We have seen estimating the variance inflation factor (VIF) is a way of detecting multicollinearity during regression. This time, we will work out one example using the data frame from “Statistics by Jim”. We will use R programs to execute the regressions.
This regression will model the relationship between the dependent variable (Y), the bone mineral density of the femoral neck, and three independent variables (Xs): physical activity, body fat percentage, and weight. The first few lines of the data are below:
The objective of the regression is to find the best (linear) model that fits BMD_FemNeck with pcFAT, Weight, and Activity.
model <- lm(BMD_FemNeck ~ pcFAT + Weight + Activity, data=M_data)
summary(model)
Call:
lm(formula = BMD_FemNeck ~ pcFAT + Weight + Activity, data = M_data)
Residuals:
Min 1Q Median 3Q Max
-0.210260 -0.041555 -0.002586 0.035086 0.213329
Coefficients:
Estimate Std. Error t value Pr(>|t|)
(Intercept) 5.214e-01 3.830e-02 13.614 < 2e-16 ***
pcFAT -4.923e-03 1.971e-03 -2.498 0.014361 *
Weight 6.608e-03 9.174e-04 7.203 1.91e-10 ***
Activity 2.574e-05 7.479e-06 3.442 0.000887 ***
---
Signif. codes: 0 ‘***’ 0.001 ‘**’ 0.01 ‘*’ 0.05 ‘.’ 0.1 ‘ ’ 1
Residual standard error: 0.07342 on 88 degrees of freedom
Multiple R-squared: 0.5201, Adjusted R-squared: 0.5037
F-statistic: 31.79 on 3 and 88 DF, p-value: 5.138e-14
The relationship will be:
5.214e-01 – 4.923e-03 x pcFAT + 6.608e-03 x Weight + 2.574e-05 x Activity
To estimate each VIF value, we will first consider the corresponding X value as the dependent variable (against the remaining Xs as the independent variables), do regression and evaluate the R-squared.
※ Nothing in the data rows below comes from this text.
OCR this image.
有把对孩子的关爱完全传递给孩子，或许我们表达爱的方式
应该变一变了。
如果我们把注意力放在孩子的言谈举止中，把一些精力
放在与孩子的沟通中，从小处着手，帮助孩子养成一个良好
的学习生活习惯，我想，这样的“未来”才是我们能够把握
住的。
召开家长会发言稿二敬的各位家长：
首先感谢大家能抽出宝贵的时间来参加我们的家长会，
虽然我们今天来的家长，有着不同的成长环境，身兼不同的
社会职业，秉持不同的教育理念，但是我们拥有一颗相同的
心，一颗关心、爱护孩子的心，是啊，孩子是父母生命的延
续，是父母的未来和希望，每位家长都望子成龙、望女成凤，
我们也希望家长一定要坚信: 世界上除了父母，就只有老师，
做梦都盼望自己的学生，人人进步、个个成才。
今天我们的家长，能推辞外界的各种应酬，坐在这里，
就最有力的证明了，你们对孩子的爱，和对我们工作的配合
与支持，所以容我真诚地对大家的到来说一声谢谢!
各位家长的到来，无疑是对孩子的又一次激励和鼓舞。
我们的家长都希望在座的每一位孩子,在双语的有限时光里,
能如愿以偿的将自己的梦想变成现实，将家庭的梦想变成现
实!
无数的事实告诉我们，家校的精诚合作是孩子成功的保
body fat percentage (pcFAT)
summary(lm(pcFAT ~ Weight + Activity , data=M_data))
Call:
lm(formula = pcFAT ~ Weight + Activity, data = M_data)
Residuals:
Min 1Q Median 3Q Max
-7.278 -2.643 -0.650 2.577 11.421
Coefficients:
Estimate Std. Error t value Pr(>|t|)
(Intercept) 6.5936609 1.9374973 3.403 0.001 **
Weight 0.3859982 0.0275680 14.002 <2e-16 ***
Activity 0.0004510 0.0003993 1.129 0.262
---
Signif. codes: 0 ‘***’ 0.001 ‘**’ 0.01 ‘*’ 0.05 ‘.’ 0.1 ‘ ’ 1
Residual standard error: 3.948 on 89 degrees of freedom
Multiple R-squared: 0.6879, Adjusted R-squared: 0.6809
F-statistic: 98.1 on 2 and 89 DF, p-value: < 2.2e-16
The R-squared is 0.6879, and the VIF for pcFAT is:
1/(1-0.6879) = 3.204101
weight (Weight )
summary(lm(Weight ~ pcFAT + Activity , data=M_data))
Call:
lm(formula = Weight ~ pcFAT + Activity, data = M_data)
Residuals:
Min 1Q Median 3Q Max
-26.9514 -5.1452 -0.5356 5.1606 24.0891
Coefficients:
Estimate Std. Error t value Pr(>|t|)
(Intercept) 6.3369837 4.3740142 1.449 0.151
pcFAT 1.7817966 0.1272561 14.002 <2e-16 ***
Activity -0.0012905 0.0008532 -1.513 0.134
---
Signif. codes: 0 ‘***’ 0.001 ‘**’ 0.01 ‘*’ 0.05 ‘.’ 0.1 ‘ ’ 1
Residual standard error: 8.482 on 89 degrees of freedom
Multiple R-squared: 0.6914, Adjusted R-squared: 0.6845
F-statistic: 99.69 on 2 and 89 DF, p-value: < 2.2e-16
The R-squared is 0.6914, and the VIF for Weight is 1/(1-0.6914) = 3.240441
physical activity (Activity)
summary(lm(Activity ~ Weight + pcFAT, data=M_data))
Call:
lm(formula = Activity ~ Weight + pcFAT, data = M_data)
Residuals:
Min 1Q Median 3Q Max
-1532.8 -758.9 -168.0 442.6 4648.7
Coefficients:
Estimate Std. Error t value Pr(>|t|)
(Intercept) 2714.42 460.34 5.897 6.56e-08 ***
Weight -19.42 12.84 -1.513 0.134
pcFAT 31.33 27.74 1.129 0.262
---
Signif. codes: 0 ‘***’ 0.001 ‘**’ 0.01 ‘*’ 0.05 ‘.’ 0.1 ‘ ’ 1
Residual standard error: 1041 on 89 degrees of freedom
Multiple R-squared: 0.02556, Adjusted R-squared: 0.003658
F-statistic: 1.167 on 2 and 89 DF, p-value: 0.316
1/(1-0.02556) = 1.02623
VIF Function in R
The calculations can be simplified using the function VIF in ‘regclass’ package.
model <- lm(BMD_FemNeck ~ pcFAT + Weight + Activity, data=M_data)
VIF(model)
pcFAT Weight Activity
3.204397 3.240334 1.026226
All three VIF values remain reasonably low (< 10); therefore, we don’t suspect collinearity in these three variables.